Omophoita personata is a species of flea beetle in the family Chrysomelidae and tribe Alticini. Originally described by Illiger in 1807 as Haltica personata, this species belongs to the subtribe Oedionychina.

==Distribution==
O. personata is distributed in South America, with records from Brazil, including the southern states of Paraná, Santa Catarina, and Rio Grande do Sul. The species has also been recorded from the Bahia region in Brazil.

==Habitat and ecology==
Adult beetles have been found feeding on Ocimum carnosum (Lamiaceae), which serves as a host plant for both feeding and reproduction. The species inhabits various environments within the Neotropical region and is known to occur in forested areas.

==Description==
Based on the original description by Illiger, Omophoita personata is one of the larger species in the genus, measuring over three lines long and nearly round in shape. The species exhibits the typical characteristics of the Oedionychina subtribe, including smooth or confusedly punctuated elytra and well-developed hind legs with globose apical metatarsomeres. The original description noted distinctive coloration with a cream-colored head shield that is narrower than the wing covers, and the front corners are curved outward.

The immature stages of O. personata have been described in detail by Antonio et al. (2022).
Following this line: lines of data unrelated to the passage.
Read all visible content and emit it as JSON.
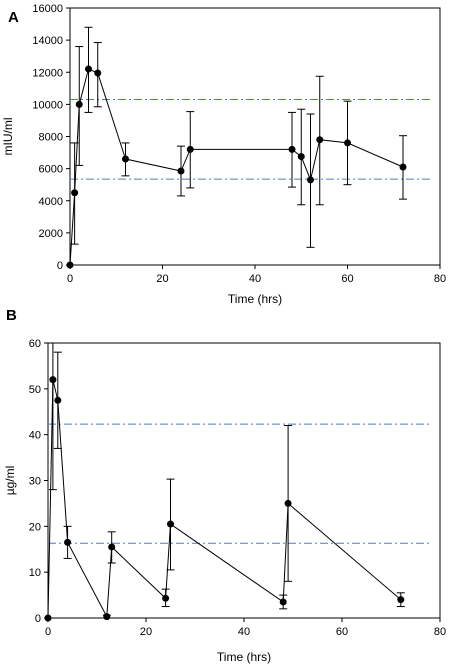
{
  "chart_data": [
    {
      "panel": "A",
      "type": "line",
      "xlabel": "Time (hrs)",
      "ylabel": "mIU/ml",
      "xlim": [
        0,
        80
      ],
      "ylim": [
        0,
        16000
      ],
      "xticks": [
        0,
        20,
        40,
        60,
        80
      ],
      "yticks": [
        0,
        2000,
        4000,
        6000,
        8000,
        10000,
        12000,
        14000,
        16000
      ],
      "grid": false,
      "series": [
        {
          "x": [
            0,
            1,
            2,
            4,
            6,
            12,
            24,
            26,
            48,
            50,
            52,
            54,
            60,
            72
          ],
          "y": [
            0,
            4500,
            10000,
            12200,
            11950,
            6600,
            5850,
            7200,
            7200,
            6750,
            5300,
            7800,
            7600,
            6100
          ],
          "err_low": [
            0,
            3200,
            3800,
            2700,
            2100,
            1050,
            1550,
            2400,
            2350,
            3000,
            4200,
            4050,
            2600,
            2000
          ],
          "err_high": [
            0,
            3100,
            3600,
            2600,
            1900,
            1000,
            1550,
            2350,
            2300,
            2950,
            4100,
            3950,
            2600,
            1950
          ]
        }
      ],
      "reference_lines": [
        {
          "y": 10300,
          "color": "#4a7ebb",
          "style": "dash-dot"
        },
        {
          "y": 5350,
          "color": "#4a7ebb",
          "style": "dash-dot"
        }
      ]
    },
    {
      "panel": "B",
      "type": "line",
      "xlabel": "Time (hrs)",
      "ylabel": "µg/ml",
      "xlim": [
        0,
        80
      ],
      "ylim": [
        0,
        60
      ],
      "xticks": [
        0,
        20,
        40,
        60,
        80
      ],
      "yticks": [
        0,
        10,
        20,
        30,
        40,
        50,
        60
      ],
      "grid": false,
      "series": [
        {
          "x": [
            0,
            1,
            2,
            4,
            12,
            13,
            24,
            25,
            48,
            49,
            72
          ],
          "y": [
            0,
            52,
            47.5,
            16.5,
            0.3,
            15.5,
            4.3,
            20.5,
            3.5,
            25,
            4
          ],
          "err_low": [
            0,
            24,
            10.5,
            3.5,
            0.3,
            3.5,
            1.8,
            10,
            1.5,
            17,
            1.5
          ],
          "err_high": [
            0,
            8,
            10.5,
            3.5,
            0.3,
            3.3,
            2,
            9.8,
            1.5,
            17,
            1.5
          ]
        }
      ],
      "reference_lines": [
        {
          "y": 42.3,
          "color": "#4a7ebb",
          "style": "dash-dot"
        },
        {
          "y": 16.3,
          "color": "#4a7ebb",
          "style": "dash-dot"
        }
      ]
    }
  ]
}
Larvae have their bodies covered with tubercles and lack stemmata (simple eyes), characteristics shared with other Oedionychina species. The larval development includes three instars, with the species completing its development on its host plant. Third-instar larvae measure approximately 8-10 mm in length and display the characteristic tuberculate body surface typical of Oedionychina larvae.

==Taxonomy==
Omophoita personata belongs to the genus Omophoita, which contains approximately 134 species distributed mainly in Central and South America. The genus is part of the subtribe Oedionychina, which is considered monophyletic and includes more than 600 species in 23 genera distributed in the New World.